How to give constructive criticism – 4 tips

After talking about the reception of criticism in the last blog, we now want to turn our attention to the other side and shed light on how to give appropriate, constructive criticism without making the other person feel personally attacked. Before that, however, we should clarify what constructive criticism actually is.

What is constructive criticism?

Constructive criticism focuses on providing useful feedback and concrete examples, primarily to help the other person improve in the area in question. Constructive criticism should be given in a friendly manner and with good intentions. Ideally, the person criticizing is willing to work on possible solutions and next steps themselves in order to move forward.

Constructive criticism is not negative

In order to be able to classify criticism correctly, it helps to know that constructive criticism is basically not meant negatively and should not be perceived as such. Of course, the other person does not like it when a mistake is pointed out to him. However, most of the time it is aimed at helping someone and not at making the person look bad. It is best to get to the point where the person being criticized understands what you are trying to accomplish with your criticism.

The following tips will help you do this:

1. Pay attention to your body language and tone.

Tone and body language are very crucial when expressing criticism. Of course, content matters as well. But body language and tone give the words you utter a decisive impact.

Therefore, pay attention to your facial expressions. Don’t look too stern, have an open posture and a positive aura. The tone should be friendly and less aggressive. It helps to plan your conversation in advance and think about how best to deliver the criticism.

2. Formulate your criticism with first-person sentences.

I-phrases allow you to remain formal when criticizing the person and not come across as personal. As soon as a sentence starts with “you,” the person you’re criticizing feels it’s more personal and may take it the wrong way. A “I” statement does not feel like a personal attack to the person.
Therefore, it makes sense to start with I-messages such as “I believe…”, “I think…” and not to use sentences such as “You did this or that…”.

I-phrases make it seem like you are simply sharing your thoughts and opinions with the person rather than looking at objective facts. This can help overcome the instinctive defensiveness, justifications, and back-talk that often accompanies criticism and make the entire conversation more constructive and interactive.

3. Give your counterpart actionable approaches to follow

When giving criticism, always remember to give your counterpart something to work on in the days ahead. Good, constructive criticism should therefore not only highlight what can be improved, but also include ideas and next steps.

Give your counterpart the opportunity to ask you questions or discuss the issue with you. By offering support, you give the person the feeling that you mean well with the criticism and are interested in the person moving forward.

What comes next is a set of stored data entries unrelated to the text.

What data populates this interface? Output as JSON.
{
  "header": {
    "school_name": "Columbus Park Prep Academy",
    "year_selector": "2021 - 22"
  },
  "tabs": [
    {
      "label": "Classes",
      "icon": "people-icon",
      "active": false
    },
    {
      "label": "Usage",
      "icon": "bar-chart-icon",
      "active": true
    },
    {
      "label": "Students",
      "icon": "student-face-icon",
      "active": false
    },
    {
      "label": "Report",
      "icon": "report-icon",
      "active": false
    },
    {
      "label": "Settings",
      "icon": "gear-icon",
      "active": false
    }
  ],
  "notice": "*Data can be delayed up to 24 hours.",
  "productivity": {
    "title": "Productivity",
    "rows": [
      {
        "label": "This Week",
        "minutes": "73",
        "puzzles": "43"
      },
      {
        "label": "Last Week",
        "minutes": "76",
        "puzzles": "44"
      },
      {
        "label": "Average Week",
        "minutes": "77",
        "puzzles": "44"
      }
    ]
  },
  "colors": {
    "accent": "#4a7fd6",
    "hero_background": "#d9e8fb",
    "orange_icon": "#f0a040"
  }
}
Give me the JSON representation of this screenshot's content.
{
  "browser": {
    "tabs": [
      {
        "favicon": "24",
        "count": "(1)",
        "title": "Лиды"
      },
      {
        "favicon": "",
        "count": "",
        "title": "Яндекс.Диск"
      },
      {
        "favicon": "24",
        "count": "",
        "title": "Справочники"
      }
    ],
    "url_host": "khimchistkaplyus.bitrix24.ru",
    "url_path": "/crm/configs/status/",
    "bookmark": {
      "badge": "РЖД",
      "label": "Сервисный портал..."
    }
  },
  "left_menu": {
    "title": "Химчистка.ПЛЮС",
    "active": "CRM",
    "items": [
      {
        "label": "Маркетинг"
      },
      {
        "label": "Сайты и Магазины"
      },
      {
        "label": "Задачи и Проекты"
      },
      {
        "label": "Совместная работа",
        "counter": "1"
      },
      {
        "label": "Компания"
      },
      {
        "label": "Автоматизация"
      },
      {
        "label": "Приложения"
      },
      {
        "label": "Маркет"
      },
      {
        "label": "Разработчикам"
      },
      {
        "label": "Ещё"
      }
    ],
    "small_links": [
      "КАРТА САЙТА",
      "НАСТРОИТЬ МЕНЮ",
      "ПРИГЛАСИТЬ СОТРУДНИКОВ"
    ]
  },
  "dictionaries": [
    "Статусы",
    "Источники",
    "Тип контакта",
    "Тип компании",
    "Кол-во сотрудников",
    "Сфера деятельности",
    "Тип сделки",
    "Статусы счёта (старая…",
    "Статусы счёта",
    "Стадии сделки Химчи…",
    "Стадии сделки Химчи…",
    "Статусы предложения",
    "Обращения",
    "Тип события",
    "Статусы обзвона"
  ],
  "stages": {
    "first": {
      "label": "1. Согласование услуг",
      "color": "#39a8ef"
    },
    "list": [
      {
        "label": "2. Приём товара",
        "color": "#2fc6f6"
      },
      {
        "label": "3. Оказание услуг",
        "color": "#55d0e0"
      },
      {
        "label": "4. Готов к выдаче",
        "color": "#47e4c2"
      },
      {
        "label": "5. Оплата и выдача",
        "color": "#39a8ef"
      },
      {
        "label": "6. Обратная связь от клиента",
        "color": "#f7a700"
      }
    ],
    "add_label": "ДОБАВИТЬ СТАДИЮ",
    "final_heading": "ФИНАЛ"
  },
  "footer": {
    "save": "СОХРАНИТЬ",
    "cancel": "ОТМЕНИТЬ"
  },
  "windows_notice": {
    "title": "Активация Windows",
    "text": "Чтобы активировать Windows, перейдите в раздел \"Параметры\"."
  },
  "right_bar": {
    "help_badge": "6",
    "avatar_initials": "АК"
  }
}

Before offering criticism, ask yourself: Can my counterpart do anything with the criticism, or can he or she not implement the improvements?

By asking yourself this question, you differentiate between constructive and destructive criticism before you criticize and leave the latter out of the equation.

4. Criticism also includes praise

Constructive criticism should not only be about negative things; it is also helpful to tell the person what he or she has done well. This allows them to improve their strengths and not just work on their weaknesses.

In addition, it makes the other person feel good and he or she feels inspired by the praise and is more motivated as a result. A healthy mix of praise and constructive criticism helps any person grow personally and succeed professionally.

Conclusion: Criticism can have a positive effect

If you use criticism properly, it can make for healthier collaboration and better productivity within your team or company than before. In our opinion, it is important to always communicate honestly with each other and not be afraid to address important issues directly.